Tras el bombardeo de misiles iraníes del martes por la noche, los funcionarios israelíes restaron importancia inicialmente a la eficacia del ataque, y las FDI afirmaron que sus defensas habían resistido en gran medida. Las FDI confirmaron que se lanzaron más de 180 misiles, y el asesor de seguridad nacional de Estados Unidos, Jake Sullivan, se hizo eco de estos informes, calificando el ataque de “ineficaz”. Sin embargo, nuevas imágenes satelitales y grabaciones en las redes sociales sugieren que los ataques pueden haber sido más exitosos de lo que inicialmente se admitió.
Las imágenes, analizadas por expertos, revelan que varios misiles impactaron en la base aérea de Nevatim, en el desierto del Néguev, provocando explosiones secundarias. Si bien los avanzados sistemas de defensa israelíes Iron Dome y Arrow interceptaron muchos de los misiles, se identificaron al menos 32 impactos directos en la base aérea. Aunque no se han reportado daños significativos, algunos misiles cayeron peligrosamente cerca de los hangares que albergan los preciados aviones de combate israelíes F-35.
Los expertos advierten de que, si bien los daños en la base militar fueron mínimos, futuros ataques con misiles contra ciudades como Tel Aviv o infraestructuras críticas, como las refinerías de petróleo del Grupo Bazan cerca de Haifa, podrían tener consecuencias mucho más devastadoras. “Irán ha demostrado que puede atacar con fuerza a Israel si así lo decide”, dijo Decker Eveleth, analista del grupo de investigación CNA, que estudió las imágenes satelitales. “Las bases aéreas son objetivos difíciles, pero un ataque con misiles contra una zona civil densamente poblada provocaría un gran número de víctimas”.
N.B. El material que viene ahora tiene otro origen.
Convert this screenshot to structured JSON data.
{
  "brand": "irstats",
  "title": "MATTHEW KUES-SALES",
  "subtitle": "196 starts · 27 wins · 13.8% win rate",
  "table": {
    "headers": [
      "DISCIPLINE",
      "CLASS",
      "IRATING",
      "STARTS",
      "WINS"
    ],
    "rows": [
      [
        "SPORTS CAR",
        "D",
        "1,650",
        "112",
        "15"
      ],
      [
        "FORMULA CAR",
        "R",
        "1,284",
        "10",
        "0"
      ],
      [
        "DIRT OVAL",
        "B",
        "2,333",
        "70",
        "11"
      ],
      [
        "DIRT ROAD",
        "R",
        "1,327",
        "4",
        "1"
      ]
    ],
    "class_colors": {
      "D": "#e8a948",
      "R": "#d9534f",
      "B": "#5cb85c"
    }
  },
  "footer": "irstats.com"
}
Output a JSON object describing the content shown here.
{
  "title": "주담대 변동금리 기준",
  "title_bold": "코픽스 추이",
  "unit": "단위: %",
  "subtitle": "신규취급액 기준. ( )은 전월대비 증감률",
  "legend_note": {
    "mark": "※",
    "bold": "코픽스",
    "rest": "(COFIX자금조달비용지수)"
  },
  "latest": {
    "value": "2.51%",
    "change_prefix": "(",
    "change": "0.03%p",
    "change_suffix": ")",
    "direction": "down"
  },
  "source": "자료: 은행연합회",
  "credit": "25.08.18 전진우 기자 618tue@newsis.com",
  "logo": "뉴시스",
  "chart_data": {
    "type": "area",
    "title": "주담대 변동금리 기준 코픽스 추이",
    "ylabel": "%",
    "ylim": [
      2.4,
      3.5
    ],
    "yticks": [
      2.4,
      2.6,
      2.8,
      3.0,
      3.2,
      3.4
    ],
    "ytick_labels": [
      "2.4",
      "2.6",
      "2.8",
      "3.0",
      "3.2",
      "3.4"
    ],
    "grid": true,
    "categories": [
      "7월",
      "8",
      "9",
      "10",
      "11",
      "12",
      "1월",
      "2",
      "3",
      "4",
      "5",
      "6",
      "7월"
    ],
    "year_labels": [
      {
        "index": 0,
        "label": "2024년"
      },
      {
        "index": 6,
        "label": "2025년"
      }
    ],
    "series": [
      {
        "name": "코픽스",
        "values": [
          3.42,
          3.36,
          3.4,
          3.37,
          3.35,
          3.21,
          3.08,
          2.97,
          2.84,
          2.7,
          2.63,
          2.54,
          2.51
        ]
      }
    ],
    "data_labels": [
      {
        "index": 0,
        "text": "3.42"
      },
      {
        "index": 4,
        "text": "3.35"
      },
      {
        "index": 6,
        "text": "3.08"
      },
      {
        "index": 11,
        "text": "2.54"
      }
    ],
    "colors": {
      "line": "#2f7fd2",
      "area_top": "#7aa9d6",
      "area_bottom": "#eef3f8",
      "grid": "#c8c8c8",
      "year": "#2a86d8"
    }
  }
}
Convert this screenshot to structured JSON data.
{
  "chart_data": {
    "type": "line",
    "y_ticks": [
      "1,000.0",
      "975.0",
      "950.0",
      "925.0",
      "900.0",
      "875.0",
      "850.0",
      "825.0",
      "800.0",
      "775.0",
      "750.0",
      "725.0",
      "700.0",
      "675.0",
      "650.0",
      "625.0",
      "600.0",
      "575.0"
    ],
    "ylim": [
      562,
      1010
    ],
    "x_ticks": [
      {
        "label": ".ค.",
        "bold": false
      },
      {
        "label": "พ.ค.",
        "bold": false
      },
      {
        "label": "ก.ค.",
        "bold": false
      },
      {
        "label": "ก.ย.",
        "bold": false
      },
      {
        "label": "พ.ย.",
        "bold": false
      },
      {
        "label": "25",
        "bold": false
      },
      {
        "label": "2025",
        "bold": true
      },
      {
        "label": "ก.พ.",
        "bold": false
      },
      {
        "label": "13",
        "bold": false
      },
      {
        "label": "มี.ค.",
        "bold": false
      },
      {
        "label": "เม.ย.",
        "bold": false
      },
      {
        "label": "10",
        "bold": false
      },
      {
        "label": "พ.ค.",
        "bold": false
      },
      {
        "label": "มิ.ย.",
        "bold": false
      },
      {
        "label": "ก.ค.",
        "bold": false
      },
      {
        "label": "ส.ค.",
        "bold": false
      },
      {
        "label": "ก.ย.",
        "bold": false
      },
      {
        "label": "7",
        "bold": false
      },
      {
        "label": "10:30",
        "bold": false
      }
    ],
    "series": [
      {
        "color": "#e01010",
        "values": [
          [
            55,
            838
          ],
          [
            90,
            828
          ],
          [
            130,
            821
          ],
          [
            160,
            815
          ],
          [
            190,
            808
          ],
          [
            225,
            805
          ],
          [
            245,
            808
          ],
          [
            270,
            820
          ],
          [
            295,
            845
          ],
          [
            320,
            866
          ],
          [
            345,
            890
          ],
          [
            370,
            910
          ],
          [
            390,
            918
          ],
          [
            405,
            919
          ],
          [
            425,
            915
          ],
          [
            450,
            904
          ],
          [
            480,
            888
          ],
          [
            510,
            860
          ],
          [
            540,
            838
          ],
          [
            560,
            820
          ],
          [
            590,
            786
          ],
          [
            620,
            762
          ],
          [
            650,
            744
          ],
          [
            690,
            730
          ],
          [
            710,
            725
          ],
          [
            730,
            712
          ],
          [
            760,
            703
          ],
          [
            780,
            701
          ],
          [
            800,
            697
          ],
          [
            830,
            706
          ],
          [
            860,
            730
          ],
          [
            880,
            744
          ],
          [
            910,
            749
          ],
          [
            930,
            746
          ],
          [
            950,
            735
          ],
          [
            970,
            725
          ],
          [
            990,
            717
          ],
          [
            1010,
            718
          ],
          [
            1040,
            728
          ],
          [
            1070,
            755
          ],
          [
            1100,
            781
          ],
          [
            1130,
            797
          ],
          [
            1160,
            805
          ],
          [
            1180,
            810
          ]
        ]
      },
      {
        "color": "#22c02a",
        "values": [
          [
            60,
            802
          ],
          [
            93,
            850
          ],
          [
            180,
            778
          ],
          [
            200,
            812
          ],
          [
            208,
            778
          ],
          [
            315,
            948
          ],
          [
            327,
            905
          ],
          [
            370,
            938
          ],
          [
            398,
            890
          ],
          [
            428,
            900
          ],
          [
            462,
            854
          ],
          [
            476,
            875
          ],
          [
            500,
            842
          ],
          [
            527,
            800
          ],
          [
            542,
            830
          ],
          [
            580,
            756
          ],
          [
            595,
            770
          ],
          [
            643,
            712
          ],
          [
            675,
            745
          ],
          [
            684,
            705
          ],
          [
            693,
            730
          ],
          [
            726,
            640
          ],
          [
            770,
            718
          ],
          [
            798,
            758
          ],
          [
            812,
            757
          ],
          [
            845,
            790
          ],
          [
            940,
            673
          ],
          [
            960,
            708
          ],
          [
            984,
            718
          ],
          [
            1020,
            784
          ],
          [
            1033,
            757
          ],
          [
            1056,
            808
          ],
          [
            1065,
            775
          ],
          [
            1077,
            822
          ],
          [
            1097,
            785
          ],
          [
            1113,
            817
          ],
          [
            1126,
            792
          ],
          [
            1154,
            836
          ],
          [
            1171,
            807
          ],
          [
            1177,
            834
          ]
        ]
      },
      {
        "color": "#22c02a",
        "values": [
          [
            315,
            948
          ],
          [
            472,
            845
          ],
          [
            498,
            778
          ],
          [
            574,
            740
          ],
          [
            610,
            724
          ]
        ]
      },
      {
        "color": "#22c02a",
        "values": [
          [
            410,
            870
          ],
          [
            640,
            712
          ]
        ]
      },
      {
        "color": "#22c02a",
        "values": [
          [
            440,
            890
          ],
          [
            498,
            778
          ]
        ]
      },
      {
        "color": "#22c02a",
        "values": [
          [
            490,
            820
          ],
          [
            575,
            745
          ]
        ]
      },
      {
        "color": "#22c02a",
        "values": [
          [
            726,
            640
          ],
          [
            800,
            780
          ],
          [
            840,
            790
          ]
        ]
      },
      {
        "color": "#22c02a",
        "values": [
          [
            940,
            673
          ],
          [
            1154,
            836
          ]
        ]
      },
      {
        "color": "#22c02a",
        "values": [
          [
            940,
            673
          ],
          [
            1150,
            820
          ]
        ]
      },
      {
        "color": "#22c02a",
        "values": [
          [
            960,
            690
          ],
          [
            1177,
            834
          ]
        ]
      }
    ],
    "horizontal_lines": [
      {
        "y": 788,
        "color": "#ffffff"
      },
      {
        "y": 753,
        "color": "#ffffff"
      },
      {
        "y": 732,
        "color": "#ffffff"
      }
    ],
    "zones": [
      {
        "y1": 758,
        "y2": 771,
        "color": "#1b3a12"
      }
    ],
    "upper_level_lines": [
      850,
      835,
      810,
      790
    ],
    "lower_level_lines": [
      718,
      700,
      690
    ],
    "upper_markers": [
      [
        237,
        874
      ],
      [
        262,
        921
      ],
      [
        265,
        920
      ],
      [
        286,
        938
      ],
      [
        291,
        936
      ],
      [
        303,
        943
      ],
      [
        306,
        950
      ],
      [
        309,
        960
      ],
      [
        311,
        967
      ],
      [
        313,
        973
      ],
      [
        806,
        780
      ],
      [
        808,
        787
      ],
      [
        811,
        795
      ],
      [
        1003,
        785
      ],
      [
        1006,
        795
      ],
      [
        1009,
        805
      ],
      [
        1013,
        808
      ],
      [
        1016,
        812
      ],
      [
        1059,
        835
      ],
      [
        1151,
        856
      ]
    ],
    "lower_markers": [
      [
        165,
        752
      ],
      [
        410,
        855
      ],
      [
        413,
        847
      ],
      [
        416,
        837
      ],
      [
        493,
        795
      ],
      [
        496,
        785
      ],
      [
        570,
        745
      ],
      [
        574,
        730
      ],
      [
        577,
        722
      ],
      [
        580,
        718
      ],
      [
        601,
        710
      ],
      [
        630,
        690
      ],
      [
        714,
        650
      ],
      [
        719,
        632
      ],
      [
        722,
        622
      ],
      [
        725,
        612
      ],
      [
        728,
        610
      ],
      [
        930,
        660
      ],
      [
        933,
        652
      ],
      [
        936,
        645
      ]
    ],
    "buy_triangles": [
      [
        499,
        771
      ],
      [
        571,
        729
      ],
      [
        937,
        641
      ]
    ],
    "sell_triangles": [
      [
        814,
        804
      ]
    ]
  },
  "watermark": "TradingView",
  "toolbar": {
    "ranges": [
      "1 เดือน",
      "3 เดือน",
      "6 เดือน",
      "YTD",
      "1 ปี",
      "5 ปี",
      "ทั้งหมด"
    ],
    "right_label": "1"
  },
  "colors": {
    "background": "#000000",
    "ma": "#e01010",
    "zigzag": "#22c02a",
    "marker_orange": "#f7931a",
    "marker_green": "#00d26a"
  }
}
La perspectiva de un prolongado “ping-pong de misiles” entre Israel e Irán también está generando alarma entre los analistas. Los sistemas de defensa aérea de Israel, aunque avanzados, son caros y limitados en número, lo que podría hacer que el país sea cada vez más vulnerable a los ataques iraníes sostenidos. Esto ha llevado a algunos a creer que Israel podría buscar una respuesta más decisiva para evitar una mayor escalada.
Entre los posibles objetivos de los ataques israelíes en represalia se encuentran las instalaciones militares iraníes, los centros de mando del Cuerpo de la Guardia Revolucionaria Islámica (CGRI) o incluso infraestructura energética crítica. Sin embargo, un ataque directo al programa nuclear iraní sigue siendo una línea roja. Tanto funcionarios iraníes como estadounidenses han advertido de que atacar instalaciones nucleares podría dar lugar a una peligrosa escalada, que arrastraría a aliados iraníes y podría suponer una amenaza para las fuerzas estadounidenses en la región.
Ali Vaez, director del proyecto sobre Irán en Crisis Group, advirtió que el conflicto podría salirse de control. “Podríamos ver un ping-pong de misiles balísticos entre Israel e Irán que en cualquier momento puede escalar y provocar víctimas en Israel, lo que a su vez intensificaría aún más el conflicto”, dijo. “Eso podría arrastrar a Estados Unidos y abrir un conflicto mucho más amplio en la región”.
Vaez también señaló que Irán había utilizado algunas de sus armas más avanzadas en el último ataque y advirtió que Teherán tiene un arsenal suficiente para sostener ataques similares durante meses. La única manera de evitar un ciclo más profundo de escalada, sugirió, puede ser que Estados Unidos intervenga diplomáticamente. Sin embargo, expresó escepticismo sobre la voluntad o capacidad de la actual administración para hacerlo, afirmando: “La única persona con ese poder es el presidente de los Estados Unidos, cuyo historial no nos da muchas esperanzas”.